Sally Christine Morrison is a New Zealand businesswoman and philanthropist. Starting in the late 1990s, she volunteered at, and co-ordinated support for, a leprosy hospital in Vietnam.

== Biography ==
Morrison trained as a nurse and moved to Tauranga in 1977. In 1980 she established a private hospital and rest home there, Oakland Health. In the late 1990s she visited Vietnam with her daughter and met the aunt of an acquaintance, Sister Sheila O'Toole, who ran a centre for leprosy patients. On returning to New Zealand, Morrison began to collect donations of goods and funds to support the work of the centre. She underwent training in order to teach the centre staff how to care for the leprosy patients, and went back to Vietnam seven times over the next 14 years to run training programmes.

Morrison has held positions as the chair of charity Acorn Foundation, a trustee of Bay of Plenty Cricket and on the board of the Private Hospitals Association. In 2007 she sold Oakland Health.
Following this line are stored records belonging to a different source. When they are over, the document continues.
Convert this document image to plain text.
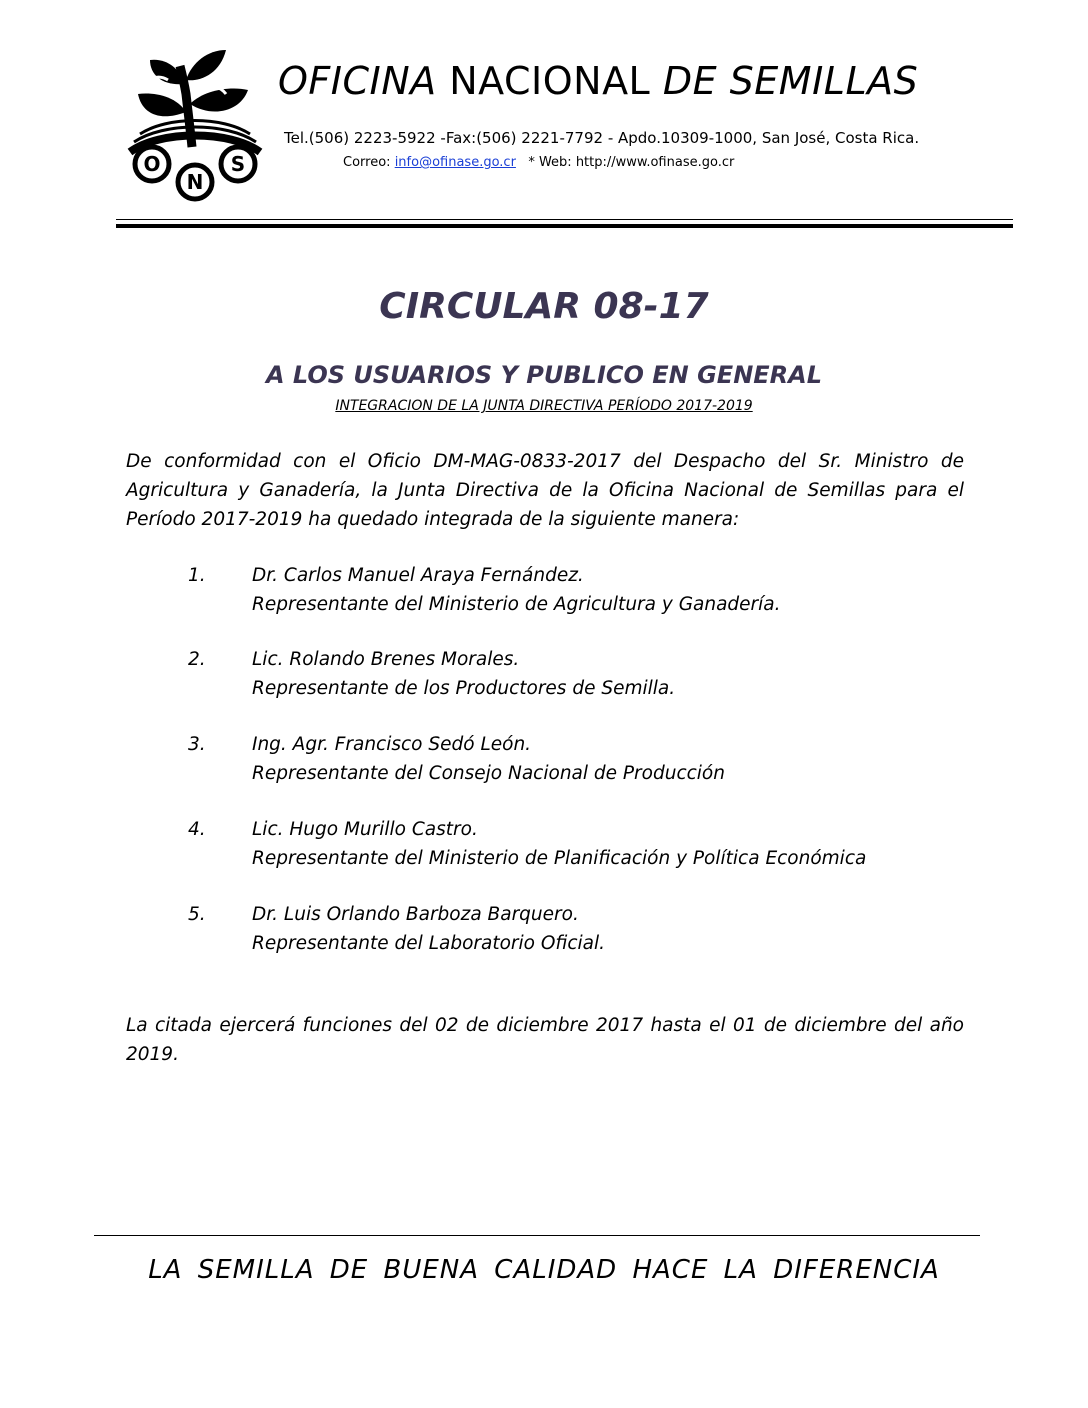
O
N
S
OFICINA NACIONAL DE SEMILLAS
Tel.(506) 2223-5922 -Fax:(506) 2221-7792 - Apdo.10309-1000, San José, Costa Rica.
Correo: info@ofinase.go.cr * Web: http://www.ofinase.go.cr
CIRCULAR 08-17
A LOS USUARIOS Y PUBLICO EN GENERAL
INTEGRACION DE LA JUNTA DIRECTIVA PERÍODO 2017-2019
De conformidad con el Oficio DM-MAG-0833-2017 del Despacho del Sr. Ministro de Agricultura y Ganadería, la Junta Directiva de la Oficina Nacional de Semillas para el Período 2017-2019 ha quedado integrada de la siguiente manera:
1.	Dr. Carlos Manuel Araya Fernández.
Representante del Ministerio de Agricultura y Ganadería.
2.	Lic. Rolando Brenes Morales.
Representante de los Productores de Semilla.
3.	Ing. Agr. Francisco Sedó León.
Representante del Consejo Nacional de Producción
4.	Lic. Hugo Murillo Castro.
Representante del Ministerio de Planificación y Política Económica
5.	Dr. Luis Orlando Barboza Barquero.
Representante del Laboratorio Oficial.
La citada ejercerá funciones del 02 de diciembre 2017 hasta el 01 de diciembre del año 2019.
LA SEMILLA DE BUENA CALIDAD HACE LA DIFERENCIA
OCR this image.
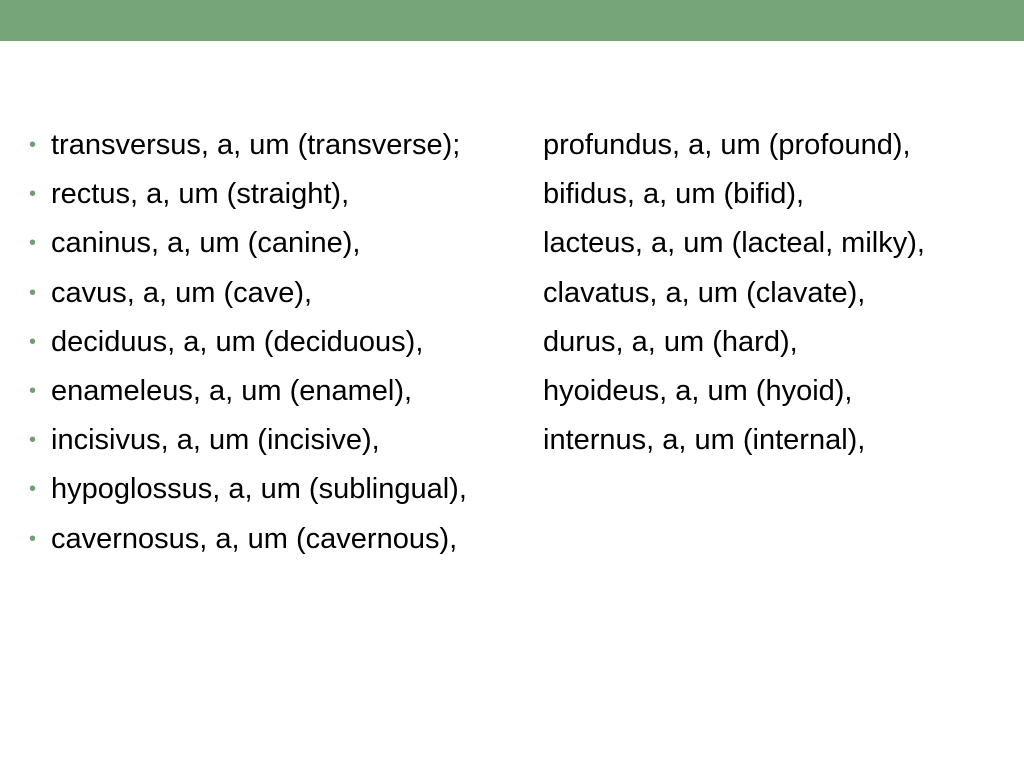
• transversus, a, um (transverse);	profundus, a, um (profound),
• rectus, a, um (straight),	bifidus, a, um (bifid),
• caninus, a, um (canine),	lacteus, a, um (lacteal, milky),
• cavus, a, um (cave),	clavatus, a, um (clavate),
• deciduus, a, um (deciduous),	durus, a, um (hard),
• enameleus, a, um (enamel),	hyoideus, a, um (hyoid),
• incisivus, a, um (incisive),	internus, a, um (internal),
• hypoglossus, a, um (sublingual),
• cavernosus, a, um (cavernous),
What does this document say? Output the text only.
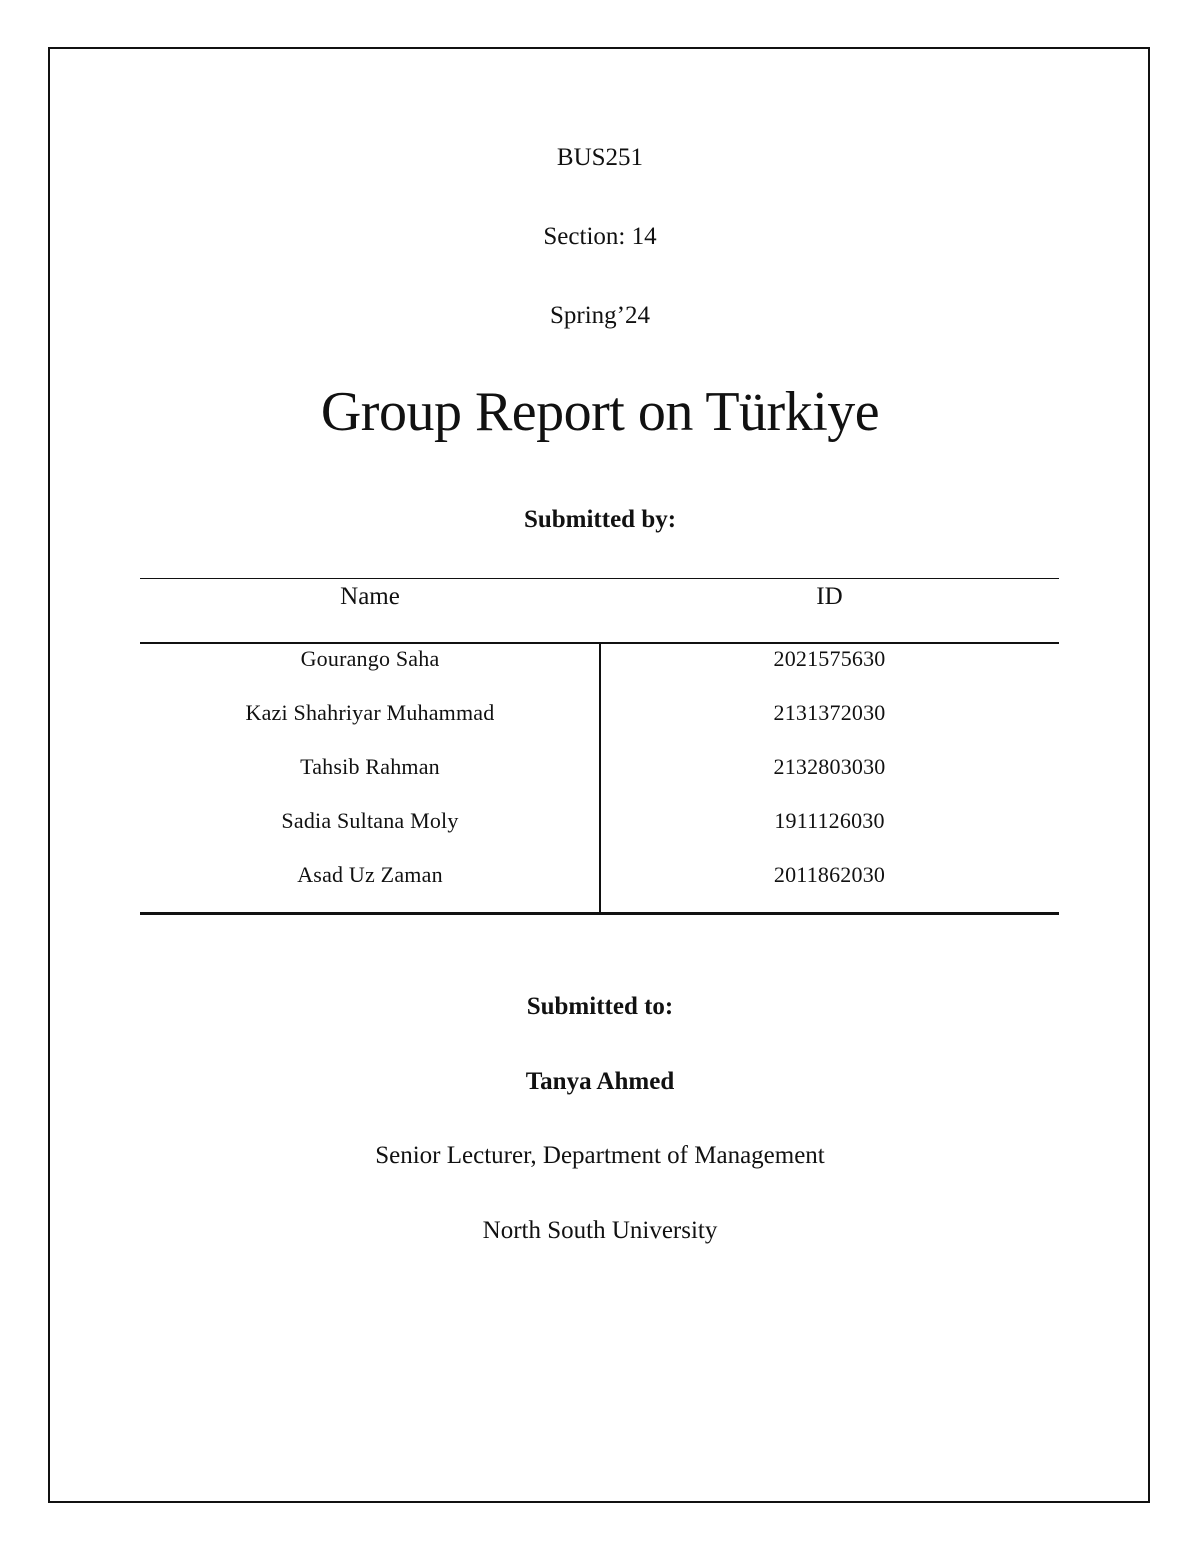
BUS251
Section: 14
Spring’24
Group Report on Türkiye
Submitted by:
Name	ID
Gourango Saha	2021575630
Kazi Shahriyar Muhammad	2131372030
Tahsib Rahman	2132803030
Sadia Sultana Moly	1911126030
Asad Uz Zaman	2011862030
Submitted to:
Tanya Ahmed
Senior Lecturer, Department of Management
North South University
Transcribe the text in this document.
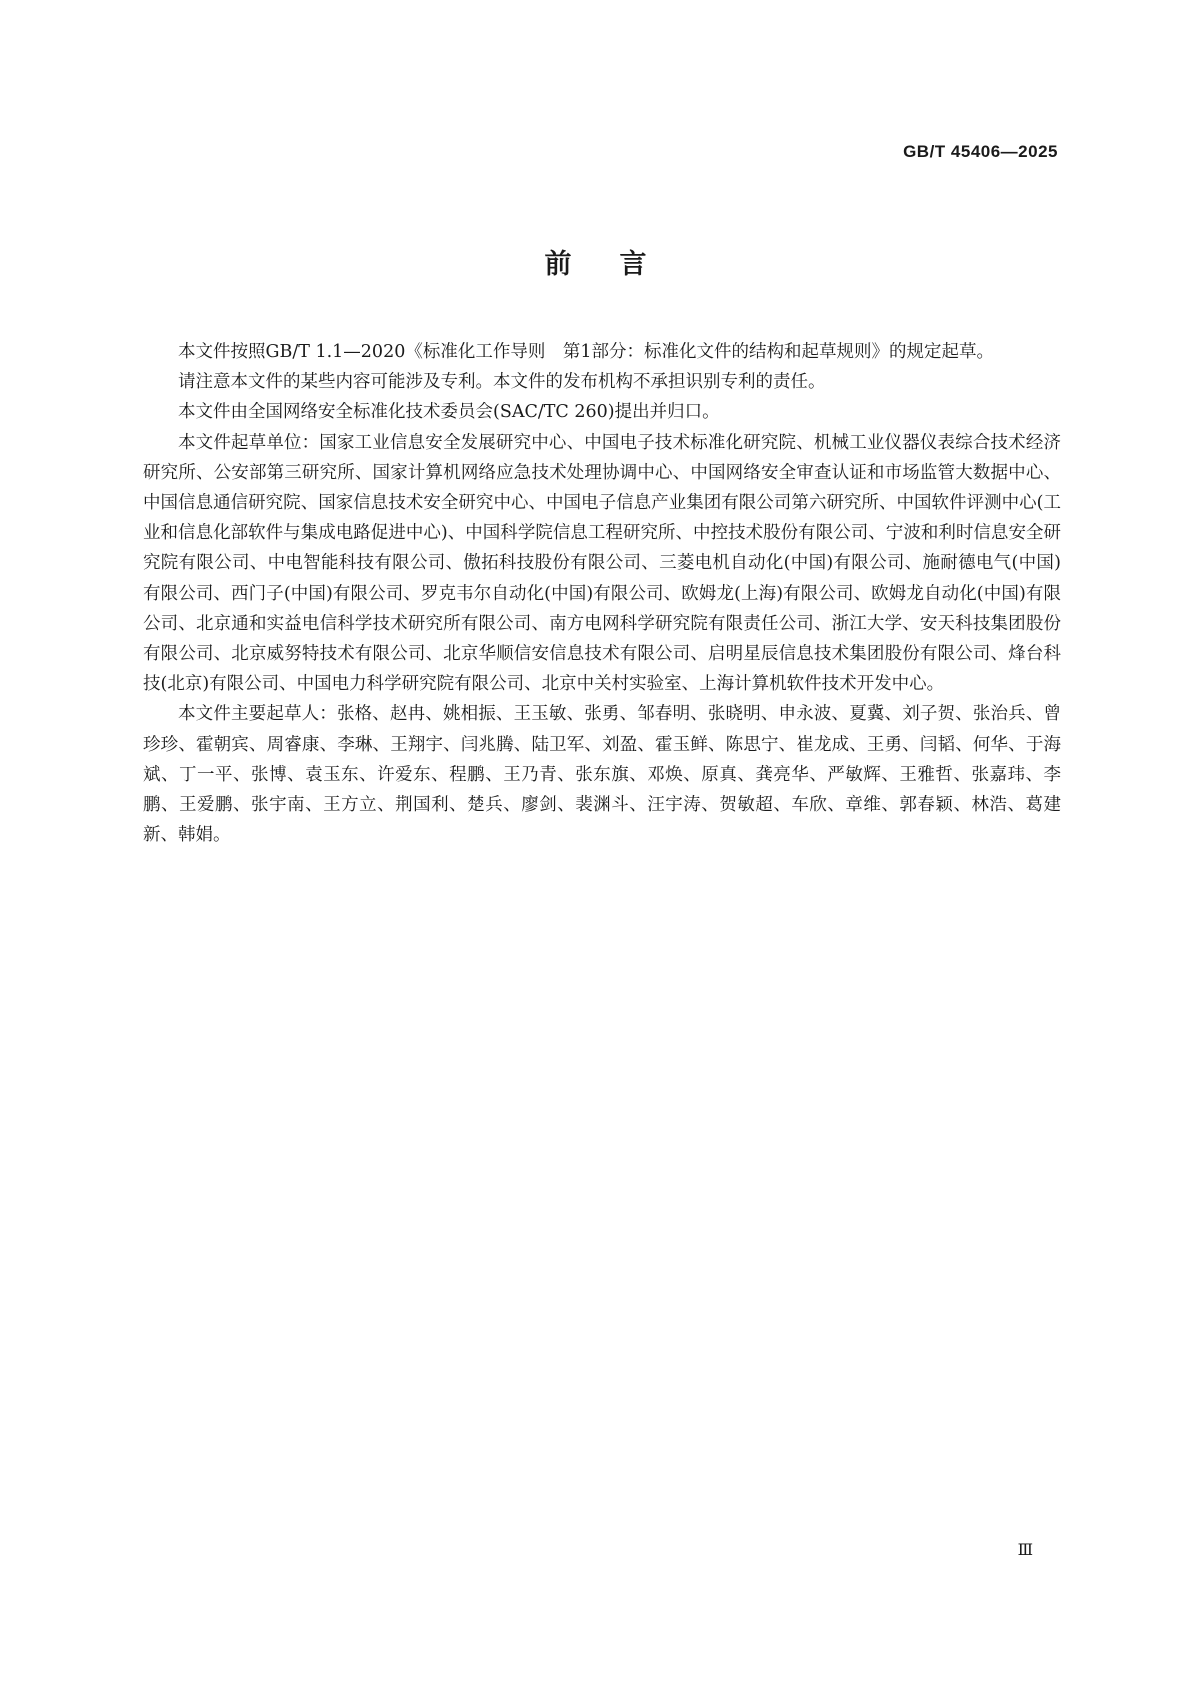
GB/T 45406—2025
前言

本文件按照GB/T 1.1—2020《标准化工作导则　第1部分：标准化文件的结构和起草规则》的规定起草。

请注意本文件的某些内容可能涉及专利。本文件的发布机构不承担识别专利的责任。

本文件由全国网络安全标准化技术委员会(SAC/TC 260)提出并归口。

本文件起草单位：国家工业信息安全发展研究中心、中国电子技术标准化研究院、机械工业仪器仪表综合技术经济研究所、公安部第三研究所、国家计算机网络应急技术处理协调中心、中国网络安全审查认证和市场监管大数据中心、中国信息通信研究院、国家信息技术安全研究中心、中国电子信息产业集团有限公司第六研究所、中国软件评测中心(工业和信息化部软件与集成电路促进中心)、中国科学院信息工程研究所、中控技术股份有限公司、宁波和利时信息安全研究院有限公司、中电智能科技有限公司、傲拓科技股份有限公司、三菱电机自动化(中国)有限公司、施耐德电气(中国)有限公司、西门子(中国)有限公司、罗克韦尔自动化(中国)有限公司、欧姆龙(上海)有限公司、欧姆龙自动化(中国)有限公司、北京通和实益电信科学技术研究所有限公司、南方电网科学研究院有限责任公司、浙江大学、安天科技集团股份有限公司、北京威努特技术有限公司、北京华顺信安信息技术有限公司、启明星辰信息技术集团股份有限公司、烽台科技(北京)有限公司、中国电力科学研究院有限公司、北京中关村实验室、上海计算机软件技术开发中心。

本文件主要起草人：张格、赵冉、姚相振、王玉敏、张勇、邹春明、张晓明、申永波、夏冀、刘子贺、张治兵、曾珍珍、霍朝宾、周睿康、李琳、王翔宇、闫兆腾、陆卫军、刘盈、霍玉鲜、陈思宁、崔龙成、王勇、闫韬、何华、于海斌、丁一平、张博、袁玉东、许爱东、程鹏、王乃青、张东旗、邓焕、原真、龚亮华、严敏辉、王雅哲、张嘉玮、李鹏、王爱鹏、张宇南、王方立、荆国利、楚兵、廖剑、裴渊斗、汪宇涛、贺敏超、车欣、章维、郭春颖、林浩、葛建新、韩娟。

Ⅲ
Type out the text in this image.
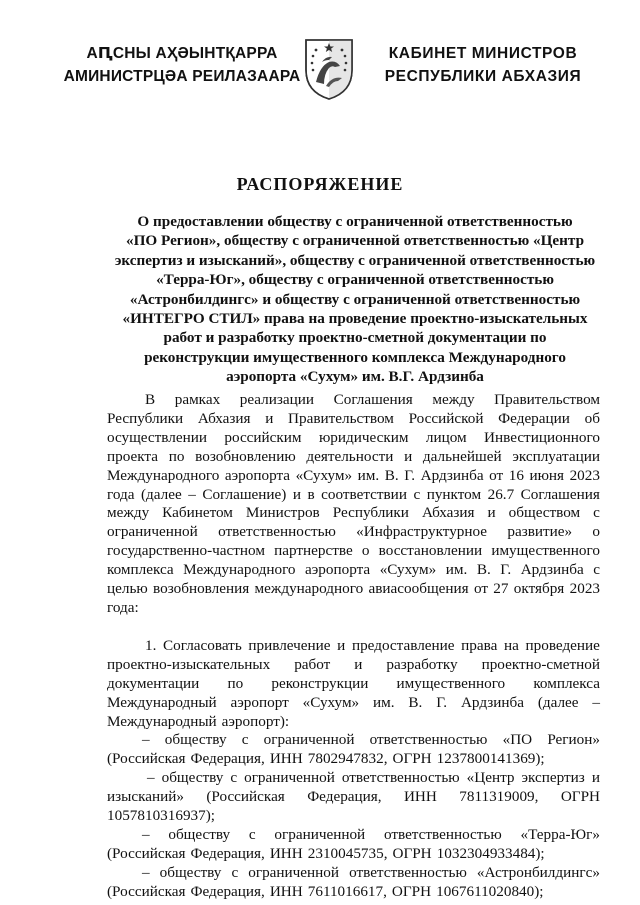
АԤСНЫ АҲӘЫНТҚАРРА
АМИНИСТРЦӘА РЕИЛАЗААРА
КАБИНЕТ МИНИСТРОВ
РЕСПУБЛИКИ АБХАЗИЯ
РАСПОРЯЖЕНИЕ
О предоставлении обществу с ограниченной ответственностью
«ПО Регион», обществу с ограниченной ответственностью «Центр
экспертиз и изысканий», обществу с ограниченной ответственностью
«Терра-Юг», обществу с ограниченной ответственностью
«Астронбилдингс» и обществу с ограниченной ответственностью
«ИНТЕГРО СТИЛ» права на проведение проектно-изыскательных
работ и разработку проектно-сметной документации по
реконструкции имущественного комплекса Международного
аэропорта «Сухум» им. В.Г. Ардзинба
В рамках реализации Соглашения между Правительством
Республики Абхазия и Правительством Российской Федерации об
осуществлении российским юридическим лицом Инвестиционного
проекта по возобновлению деятельности и дальнейшей эксплуатации
Международного аэропорта «Сухум» им. В. Г. Ардзинба от 16 июня 2023
года (далее – Соглашение) и в соответствии с пунктом 26.7 Соглашения
между Кабинетом Министров Республики Абхазия и обществом с
ограниченной ответственностью «Инфраструктурное развитие» о
государственно-частном партнерстве о восстановлении имущественного
комплекса Международного аэропорта «Сухум» им. В. Г. Ардзинба с
целью возобновления международного авиасообщения от 27 октября 2023
года:
1. Согласовать привлечение и предоставление права на проведение
проектно-изыскательных работ и разработку проектно-сметной
документации по реконструкции имущественного комплекса
Международный аэропорт «Сухум» им. В. Г. Ардзинба (далее –
Международный аэропорт):
– обществу с ограниченной ответственностью «ПО Регион»
(Российская Федерация, ИНН 7802947832, ОГРН 1237800141369);
– обществу с ограниченной ответственностью «Центр экспертиз и
изысканий» (Российская Федерация, ИНН 7811319009, ОГРН
1057810316937);
– обществу с ограниченной ответственностью «Терра-Юг»
(Российская Федерация, ИНН 2310045735, ОГРН 1032304933484);
– обществу с ограниченной ответственностью «Астронбилдингс»
(Российская Федерация, ИНН 7611016617, ОГРН 1067611020840);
In the 2013 New Year Honours, Morrison was appointed a Member of the New Zealand Order of Merit, for services to health and the community.

In 2016 Morrison sold her large waterside property in Tauranga and moved into a penthouse apartment. She sold more than 40 pieces of excess furniture at auction with all proceeds going to a global polio immunisation campaign run by Rotary International.